I had yet another frustration-filled post queued up in drafts and ready for publishing. For lack of any other (good) ideas and in order not to go back on my promise of weekly semi-readable, ranty, poem-ish content, I was just about to go ahead and post it when I decided to give myself (and you) a break and to only write about things that bring me joy for a while. I can use my writing to chronicle all the things we all know are horribly wrong but cannot/refuse to talk about, but the past few weeks of doing that in every class conversation and homework assignment and work meeting are threatening to submerge me in a black hole of misery and i’m-just-going-to-stay-home-not-shower-or-speak-to-anyone and that is unhealthy to say the very least.
I’m yours, joyfully.
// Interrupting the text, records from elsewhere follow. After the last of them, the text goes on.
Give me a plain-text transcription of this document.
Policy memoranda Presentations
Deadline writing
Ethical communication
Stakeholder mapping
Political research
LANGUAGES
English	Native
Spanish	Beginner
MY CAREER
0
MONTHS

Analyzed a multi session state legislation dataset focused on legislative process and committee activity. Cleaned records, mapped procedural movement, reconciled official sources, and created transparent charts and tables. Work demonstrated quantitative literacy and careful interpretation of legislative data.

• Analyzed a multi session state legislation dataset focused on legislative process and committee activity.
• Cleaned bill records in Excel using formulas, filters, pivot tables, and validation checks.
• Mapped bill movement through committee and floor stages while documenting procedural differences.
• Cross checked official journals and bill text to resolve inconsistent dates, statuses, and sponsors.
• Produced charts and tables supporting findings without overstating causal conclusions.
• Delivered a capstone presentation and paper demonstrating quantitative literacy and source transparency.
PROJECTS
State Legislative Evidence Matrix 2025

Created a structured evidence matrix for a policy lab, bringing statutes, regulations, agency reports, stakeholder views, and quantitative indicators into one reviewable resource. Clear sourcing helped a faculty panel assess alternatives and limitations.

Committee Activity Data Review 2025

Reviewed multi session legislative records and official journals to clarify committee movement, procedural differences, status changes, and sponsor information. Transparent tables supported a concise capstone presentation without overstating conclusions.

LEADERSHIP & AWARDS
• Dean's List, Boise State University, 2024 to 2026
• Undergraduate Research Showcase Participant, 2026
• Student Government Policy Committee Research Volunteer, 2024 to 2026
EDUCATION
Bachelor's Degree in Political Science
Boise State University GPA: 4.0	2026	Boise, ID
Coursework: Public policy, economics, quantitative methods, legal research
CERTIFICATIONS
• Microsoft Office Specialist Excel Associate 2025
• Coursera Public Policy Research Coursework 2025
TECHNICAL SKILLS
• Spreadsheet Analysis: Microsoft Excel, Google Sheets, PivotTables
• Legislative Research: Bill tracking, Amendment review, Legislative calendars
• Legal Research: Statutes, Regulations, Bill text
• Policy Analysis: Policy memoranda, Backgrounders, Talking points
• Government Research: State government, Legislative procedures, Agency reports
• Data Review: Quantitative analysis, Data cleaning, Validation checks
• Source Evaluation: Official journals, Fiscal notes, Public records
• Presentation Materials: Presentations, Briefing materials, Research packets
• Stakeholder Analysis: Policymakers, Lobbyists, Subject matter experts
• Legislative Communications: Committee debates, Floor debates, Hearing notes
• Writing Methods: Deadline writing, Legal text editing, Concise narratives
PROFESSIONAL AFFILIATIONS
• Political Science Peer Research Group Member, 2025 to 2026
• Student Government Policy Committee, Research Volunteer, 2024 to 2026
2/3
And no, my joyful self doesn’t care how cheesy you think that line was 🙂
Every conversation is an exercise in intellectual acrobatics. Dedicated student goes to bed with ideas each night; wrings them out of wet hair every Saturday morning, smells them on your breath–
I’m only now learning that ideas are not two-dimensional and confined to the space between a flashing cursor and a space bar. They are things you can interrogate and dispute, over which you can run inquisitive hands.
Growing enamored with notions of people and keeping them in messages marked unread like pages bent at the corner, so you can revisit the loveliness later.
Ideas are alive and straining against chest muscles, rib cage and flesh; they sniff and cough and snore and shift restless limbs. They jump out of photographs of men in fitted trousers grazing their ankles and women with hair reaching stiffly above their heads.
The idea of you dancing on a floor whose grooves and cracks never expected to feel your feet on top of forbidden– haunted– ground is chilling and oddly inspirational.
Obsessed with the possibility that you materialized from lines of conversation layered on top of each other, conversation about the irrational belief that you exist at all.